In 2005 and 2006, lenders issued nearly 6 million subprime mortgages-loans extended to homebuyers who have lower incomes, smaller available down payments, or worse credit histories than traditional borrowers. In 2006 Center for Responsible Lending (CRL) projected that nearly 20 percent of those loans will end in foreclosure, costing homeowners more than $160 billion, mostly in lost home equity. Although homeowners across the nation are at risk, states such as Arizona, California, Florida, and Nevada have been hit particularly hard, accounting for a disproportionate share of loans entering foreclosure. Subprime foreclosures will affect more than just the projected 1.6 million families directly involved: property values for homes near foreclosed properties will also decline-perhaps by as much as an additional $200 billion, according to 2008 CRL projections-and state and local governments stand to lose significant property tax revenue. Nearly all states have responded to the crisis through outreach, counseling, or financial assistance programs, or through regulatory legislation.
See detailed table of state responses to the housing crisis
- In March 2008 about 65 percent of all homeowners-52 million-had mortgages. One-eighth of those mortgages were subprime loans issued in 2005 and 2006.
- A recent study by the Pew Charitable Trusts projects that those subprime loans will end in foreclosure for 3 percent of current homeowners-2.3 million-with the majority occurring within the next two years (see figure for a breakdown by state). As of early 2008 subprime loans accounted for about half of all loans entering foreclosure.
- The problem is widespread. The number of loans entering foreclosure in the fourth quarter of 2007 was up at least 20 percent since the fourth quarter of 2006 in all but three states: Alaska, Montana, and Vermont.
- Nonetheless, a few states are being hit hardest.

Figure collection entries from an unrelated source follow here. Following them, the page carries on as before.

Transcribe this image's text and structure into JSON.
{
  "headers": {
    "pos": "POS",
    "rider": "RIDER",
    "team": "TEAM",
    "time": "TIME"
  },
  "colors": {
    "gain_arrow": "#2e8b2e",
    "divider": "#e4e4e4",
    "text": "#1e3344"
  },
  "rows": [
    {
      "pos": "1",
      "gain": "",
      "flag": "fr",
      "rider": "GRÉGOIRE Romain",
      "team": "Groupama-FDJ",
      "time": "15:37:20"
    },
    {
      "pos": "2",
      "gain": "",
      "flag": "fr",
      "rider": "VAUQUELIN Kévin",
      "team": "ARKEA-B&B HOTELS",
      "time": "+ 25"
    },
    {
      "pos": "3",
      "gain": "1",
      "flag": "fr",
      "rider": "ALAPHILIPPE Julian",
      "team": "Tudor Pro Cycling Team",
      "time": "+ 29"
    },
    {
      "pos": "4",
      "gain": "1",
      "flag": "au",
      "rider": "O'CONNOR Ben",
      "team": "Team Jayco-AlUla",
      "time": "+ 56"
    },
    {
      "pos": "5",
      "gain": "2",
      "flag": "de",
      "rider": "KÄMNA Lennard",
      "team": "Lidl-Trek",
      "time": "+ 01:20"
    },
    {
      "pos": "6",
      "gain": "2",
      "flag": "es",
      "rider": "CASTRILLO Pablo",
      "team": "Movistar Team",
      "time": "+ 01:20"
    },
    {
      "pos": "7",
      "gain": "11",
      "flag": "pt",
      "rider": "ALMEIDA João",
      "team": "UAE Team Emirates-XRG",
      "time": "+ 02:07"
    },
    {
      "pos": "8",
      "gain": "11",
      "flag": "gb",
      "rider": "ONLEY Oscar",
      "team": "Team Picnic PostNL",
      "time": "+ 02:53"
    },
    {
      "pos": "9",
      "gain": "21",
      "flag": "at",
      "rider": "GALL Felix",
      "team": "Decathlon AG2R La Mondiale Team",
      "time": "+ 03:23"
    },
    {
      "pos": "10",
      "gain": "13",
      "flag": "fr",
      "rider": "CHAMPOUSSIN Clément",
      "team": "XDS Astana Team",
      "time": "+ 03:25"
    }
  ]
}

Arizona, California, Florida, and Nevada together accounted for 25 percent of mortgage loans but 42 percent of loans entering foreclosure in the first quarter of 2008.
- The CRL estimates that 40.6 million neighboring homes will lose an average of $5,000 in value-an aggregate decline of $202 billion. That drop in value will likely cause a decline in property tax revenue, the major source of funding for many state and local governments.
- Only seven states1 have yet to respond to the mortgage crisis. Fourteen states2 offer direct financial assistance to homeowners, and twenty-one3 states have introduced outreach programs to alert homeowners to the dangers of subprime mortgages and ways to prevent foreclosure. Thirty-three states4 provide foreclosure prevention counseling to troubled borrowers. Thirty-seven states5 have passed laws regulating foreclosure rescue transactions, foreclosure notification and timing, or high-cost lending practices.
- The federal government has been slow to take major action but has established a program to counsel homeowners facing mortgage problems and has increased the limits on mortgages obtained through the Federal Housing Administration and through the government-sponsored enterprises Fannie Mae and Freddie Mac.